How to Repair and Upgrade Modular Vehicles in Rust
Image via Facepunch

I’ve never tried to modify a car in real life, but I have seen Grease, so I assume any notable mechanical work on a car necessitates a musical number of approximately four minutes. Of course, in a feral world like the one in Rust, there probably isn’t enough time, resources, or dance instructors for a four-minute musical number, so I guess you’ll just have to settle for modifying your car in silence. Here’s how to repair and upgrade a modular vehicle in Rust.

Modular vehicles, as the name may imply, are cars made of various composite parts, from scavenged doors and engines to sofas and trash cans. They ain’t exactly Rolls Royces, but when you’re living in a savage wasteland, you can’t be picky. You can find abandoned modular vehicles along the road just about anywhere, and they’re up for grabs for whoever wants them. However, before you can actually drive them, you’ll need to repair the engine.

How to Repair and Upgrade Modular Vehicles in Rust

In order to repair a modular vehicle’s engine, you’ll need to obtain the following components:

  • 1 carburetor
  • 2 pistons
  • 1 crankshaft
  • 2 spark plugs
  • 2 valves

You can craft these components yourself, loot them from various car-oriented spots like gas stations or garages, or purchase them from the Air Wolf vendor using scrap. Remember, there are three qualities of parts, so the ones you use will determine how long your vehicle’s engine lasts before you need to fix it again. You don’t need any special infrastructure to fix the engine, you can just smack it with a crafting hammer.

Once your modular vehicle is up and running, you’ll no doubt want to trick it out with some cool modifications.
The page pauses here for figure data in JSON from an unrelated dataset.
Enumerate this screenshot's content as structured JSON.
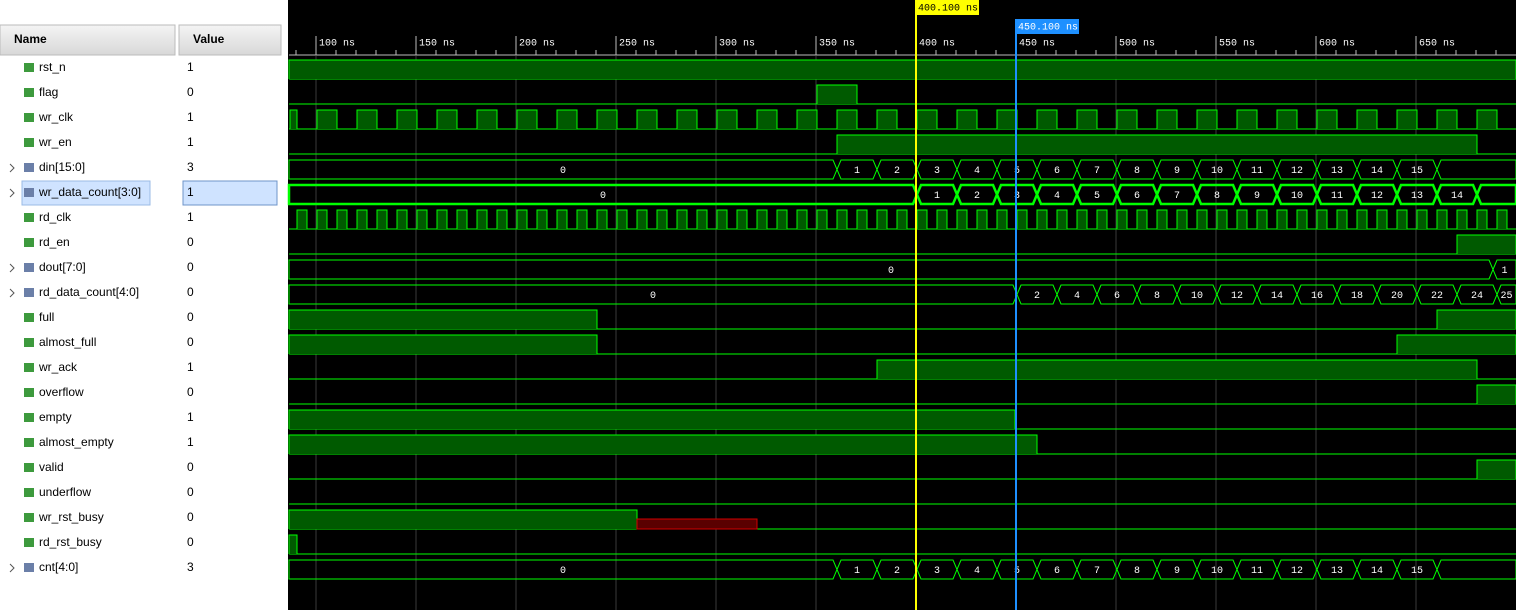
{
  "header": {
    "name": "Name",
    "value": "Value"
  },
  "signals": [
    {
      "name": "rst_n",
      "value": "1"
    },
    {
      "name": "flag",
      "value": "0"
    },
    {
      "name": "wr_clk",
      "value": "1"
    },
    {
      "name": "wr_en",
      "value": "1"
    },
    {
      "name": "din[15:0]",
      "value": "3",
      "segments": [
        "0",
        "1",
        "2",
        "3",
        "4",
        "5",
        "6",
        "7",
        "8",
        "9",
        "10",
        "11",
        "12",
        "13",
        "14",
        "15"
      ]
    },
    {
      "name": "wr_data_count[3:0]",
      "value": "1",
      "segments": [
        "0",
        "1",
        "2",
        "3",
        "4",
        "5",
        "6",
        "7",
        "8",
        "9",
        "10",
        "11",
        "12",
        "13",
        "14"
      ]
    },
    {
      "name": "rd_clk",
      "value": "1"
    },
    {
      "name": "rd_en",
      "value": "0"
    },
    {
      "name": "dout[7:0]",
      "value": "0",
      "segments": [
        "0",
        "1"
      ]
    },
    {
      "name": "rd_data_count[4:0]",
      "value": "0",
      "segments": [
        "0",
        "2",
        "4",
        "6",
        "8",
        "10",
        "12",
        "14",
        "16",
        "18",
        "20",
        "22",
        "24",
        "25"
      ]
    },
    {
      "name": "full",
      "value": "0"
    },
    {
      "name": "almost_full",
      "value": "0"
    },
    {
      "name": "wr_ack",
      "value": "1"
    },
    {
      "name": "overflow",
      "value": "0"
    },
    {
      "name": "empty",
      "value": "1"
    },
    {
      "name": "almost_empty",
      "value": "1"
    },
    {
      "name": "valid",
      "value": "0"
    },
    {
      "name": "underflow",
      "value": "0"
    },
    {
      "name": "wr_rst_busy",
      "value": "0"
    },
    {
      "name": "rd_rst_busy",
      "value": "0"
    },
    {
      "name": "cnt[4:0]",
      "value": "3",
      "segments": [
        "0",
        "1",
        "2",
        "3",
        "4",
        "5",
        "6",
        "7",
        "8",
        "9",
        "10",
        "11",
        "12",
        "13",
        "14",
        "15"
      ]
    }
  ],
  "timeline": {
    "ticks": [
      "100 ns",
      "150 ns",
      "200 ns",
      "250 ns",
      "300 ns",
      "350 ns",
      "400 ns",
      "450 ns",
      "500 ns",
      "550 ns",
      "600 ns",
      "650 ns"
    ],
    "cursors": [
      "400.100 ns",
      "450.100 ns"
    ]
  }
}
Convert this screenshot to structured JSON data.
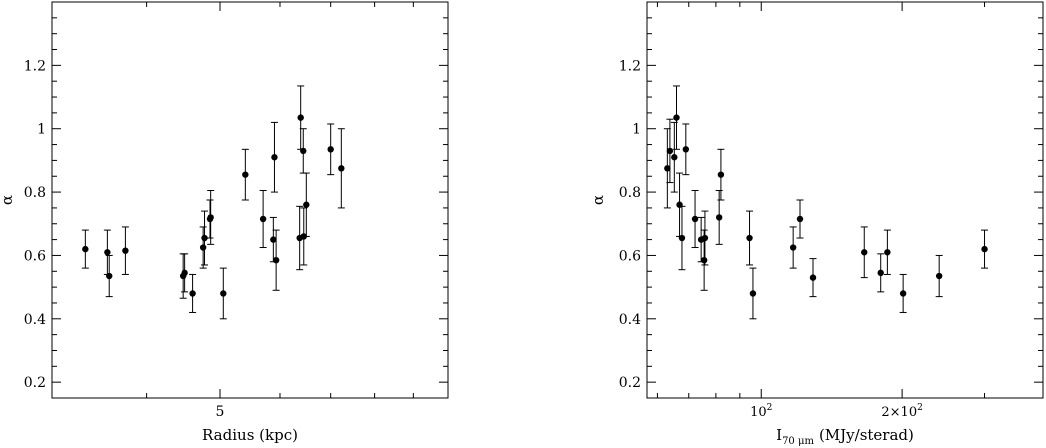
{
  "chart_data": [
    {
      "type": "scatter",
      "xlabel": "Radius (kpc)",
      "ylabel": "α",
      "x_scale": "log",
      "xlim": [
        3.0,
        10.0
      ],
      "ylim": [
        0.15,
        1.4
      ],
      "y_ticks": [
        0.2,
        0.4,
        0.6,
        0.8,
        1.0,
        1.2
      ],
      "y_tick_labels": [
        "0.2",
        "0.4",
        "0.6",
        "0.8",
        "1",
        "1.2"
      ],
      "x_major_ticks": [
        5
      ],
      "x_tick_labels": [
        "5"
      ],
      "x_minor_ticks": [
        4,
        6,
        7,
        8,
        9
      ],
      "points": [
        {
          "x": 3.32,
          "y": 0.62,
          "err": 0.06
        },
        {
          "x": 3.55,
          "y": 0.61,
          "err": 0.07
        },
        {
          "x": 3.57,
          "y": 0.535,
          "err": 0.065
        },
        {
          "x": 3.75,
          "y": 0.615,
          "err": 0.075
        },
        {
          "x": 4.47,
          "y": 0.535,
          "err": 0.07
        },
        {
          "x": 4.49,
          "y": 0.545,
          "err": 0.06
        },
        {
          "x": 4.6,
          "y": 0.48,
          "err": 0.06
        },
        {
          "x": 4.75,
          "y": 0.625,
          "err": 0.065
        },
        {
          "x": 4.77,
          "y": 0.655,
          "err": 0.085
        },
        {
          "x": 4.85,
          "y": 0.715,
          "err": 0.06
        },
        {
          "x": 4.86,
          "y": 0.72,
          "err": 0.085
        },
        {
          "x": 5.05,
          "y": 0.48,
          "err": 0.08
        },
        {
          "x": 5.4,
          "y": 0.855,
          "err": 0.08
        },
        {
          "x": 5.7,
          "y": 0.715,
          "err": 0.09
        },
        {
          "x": 5.88,
          "y": 0.65,
          "err": 0.07
        },
        {
          "x": 5.9,
          "y": 0.91,
          "err": 0.11
        },
        {
          "x": 5.93,
          "y": 0.585,
          "err": 0.095
        },
        {
          "x": 6.37,
          "y": 0.655,
          "err": 0.1
        },
        {
          "x": 6.39,
          "y": 1.035,
          "err": 0.1
        },
        {
          "x": 6.44,
          "y": 0.93,
          "err": 0.07
        },
        {
          "x": 6.45,
          "y": 0.66,
          "err": 0.09
        },
        {
          "x": 6.5,
          "y": 0.76,
          "err": 0.1
        },
        {
          "x": 7.0,
          "y": 0.935,
          "err": 0.08
        },
        {
          "x": 7.23,
          "y": 0.875,
          "err": 0.125
        }
      ]
    },
    {
      "type": "scatter",
      "xlabel_main": "I",
      "xlabel_sub": "70 μm",
      "xlabel_rest": "(MJy/sterad)",
      "ylabel": "α",
      "x_scale": "log",
      "xlim": [
        57,
        400
      ],
      "ylim": [
        0.15,
        1.4
      ],
      "y_ticks": [
        0.2,
        0.4,
        0.6,
        0.8,
        1.0,
        1.2
      ],
      "y_tick_labels": [
        "0.2",
        "0.4",
        "0.6",
        "0.8",
        "1",
        "1.2"
      ],
      "x_major_ticks": [
        100,
        200
      ],
      "x_tick_labels": [
        {
          "base": "10",
          "sup": "2"
        },
        {
          "base": "2×10",
          "sup": "2"
        }
      ],
      "x_minor_ticks": [
        60,
        70,
        80,
        90,
        300,
        400
      ],
      "points": [
        {
          "x": 63.0,
          "y": 0.875,
          "err": 0.125
        },
        {
          "x": 63.8,
          "y": 0.93,
          "err": 0.1
        },
        {
          "x": 65.2,
          "y": 0.91,
          "err": 0.11
        },
        {
          "x": 65.9,
          "y": 1.035,
          "err": 0.1
        },
        {
          "x": 66.9,
          "y": 0.76,
          "err": 0.1
        },
        {
          "x": 67.7,
          "y": 0.655,
          "err": 0.1
        },
        {
          "x": 69.0,
          "y": 0.935,
          "err": 0.08
        },
        {
          "x": 72.2,
          "y": 0.715,
          "err": 0.09
        },
        {
          "x": 74.4,
          "y": 0.65,
          "err": 0.07
        },
        {
          "x": 75.5,
          "y": 0.585,
          "err": 0.095
        },
        {
          "x": 75.8,
          "y": 0.655,
          "err": 0.085
        },
        {
          "x": 81.3,
          "y": 0.72,
          "err": 0.085
        },
        {
          "x": 82.0,
          "y": 0.855,
          "err": 0.08
        },
        {
          "x": 94.4,
          "y": 0.655,
          "err": 0.085
        },
        {
          "x": 96.0,
          "y": 0.48,
          "err": 0.08
        },
        {
          "x": 117.0,
          "y": 0.625,
          "err": 0.065
        },
        {
          "x": 121.0,
          "y": 0.715,
          "err": 0.06
        },
        {
          "x": 129.0,
          "y": 0.53,
          "err": 0.06
        },
        {
          "x": 166.0,
          "y": 0.61,
          "err": 0.08
        },
        {
          "x": 180.0,
          "y": 0.545,
          "err": 0.06
        },
        {
          "x": 186.0,
          "y": 0.61,
          "err": 0.07
        },
        {
          "x": 201.0,
          "y": 0.48,
          "err": 0.06
        },
        {
          "x": 240.0,
          "y": 0.535,
          "err": 0.065
        },
        {
          "x": 300.0,
          "y": 0.62,
          "err": 0.06
        }
      ]
    }
  ]
}
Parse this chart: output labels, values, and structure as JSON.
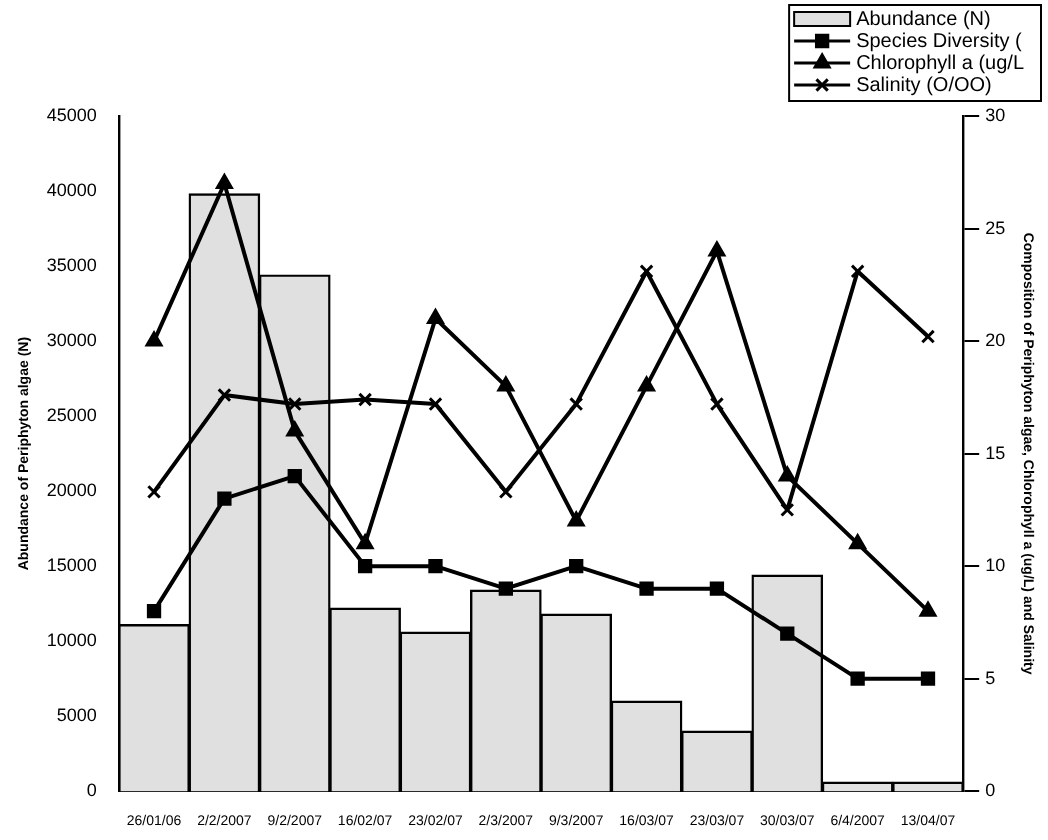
{
  "chart_data": {
    "type": "bar",
    "categories": [
      "26/01/06",
      "2/2/2007",
      "9/2/2007",
      "16/02/07",
      "23/02/07",
      "2/3/2007",
      "9/3/2007",
      "16/03/07",
      "23/03/07",
      "30/03/07",
      "6/4/2007",
      "13/04/07"
    ],
    "series": [
      {
        "name": "Abundance (N)",
        "color": "#e0e0e0",
        "values": [
          11100,
          39800,
          34400,
          12200,
          10600,
          13400,
          11800,
          6000,
          4000,
          14400,
          600,
          600
        ]
      },
      {
        "name": "Species Diversity (",
        "type": "line",
        "axis": "y2",
        "marker": "square",
        "color": "#000000",
        "values": [
          8,
          13,
          14,
          10,
          10,
          9,
          10,
          9,
          9,
          7,
          5,
          5
        ]
      },
      {
        "name": "Chlorophyll a (ug/L",
        "type": "line",
        "axis": "y2",
        "marker": "triangle",
        "color": "#000000",
        "values": [
          20,
          27,
          16,
          11,
          21,
          18,
          12,
          18,
          24,
          14,
          11,
          8
        ]
      },
      {
        "name": "Salinity (O/OO)",
        "type": "line",
        "axis": "y2",
        "marker": "cross",
        "color": "#000000",
        "values": [
          13.3,
          17.6,
          17.2,
          17.4,
          17.2,
          13.3,
          17.2,
          23.1,
          17.2,
          12.5,
          23.1,
          20.2
        ]
      }
    ],
    "ylabel": "Abundance of Periphyton algae (N)",
    "y2label": "Composition of Periphyton algae, Chlorophyll a (ug/L) and Salinity",
    "ylim": [
      0,
      45000
    ],
    "yticks": [
      0,
      5000,
      10000,
      15000,
      20000,
      25000,
      30000,
      35000,
      40000,
      45000
    ],
    "y2lim": [
      0,
      30
    ],
    "y2ticks": [
      0,
      5,
      10,
      15,
      20,
      25,
      30
    ],
    "grid": false,
    "legend": "top right"
  }
}
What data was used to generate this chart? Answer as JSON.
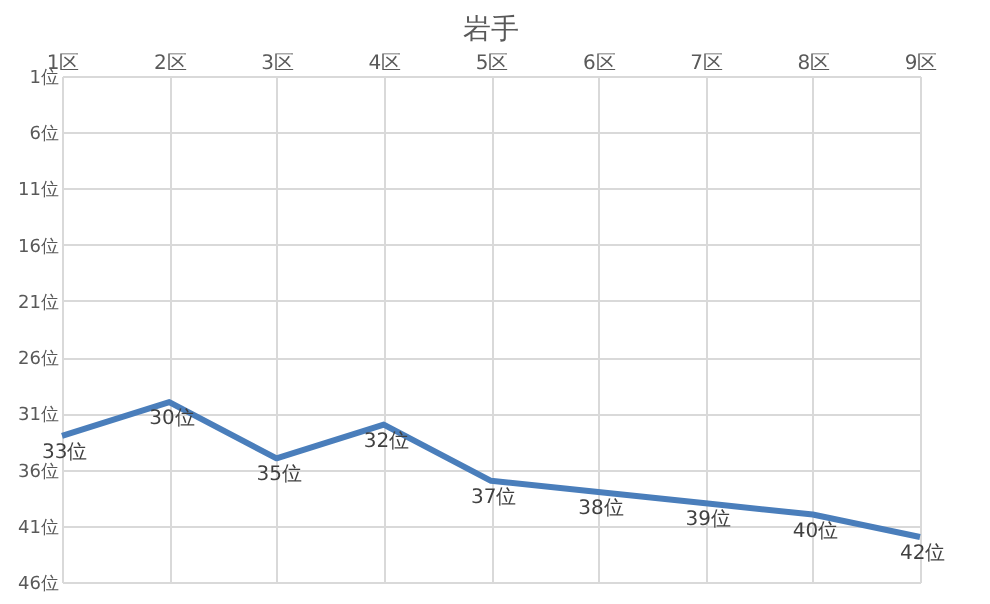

Unfortunately, you can’t do this while the car is on the ground, so you’ll need to source a car lift. You can craft a car lift yourself at a level 2 workbench with the following components:

  • 10 high-quality metals 
  • Three gears
  • 1,000 metal fragments
  • 125 scrap

If you’re low on parts but high in scrap, Air Wolf will sell you a pre-built one for 175 scrap. 

To set up your lift, place it in a six-by-three spot that can be easily accessed by a car and plug it into a power outlet. When it’s ready, just drive the car up to it and activate it to tweak the modular parts.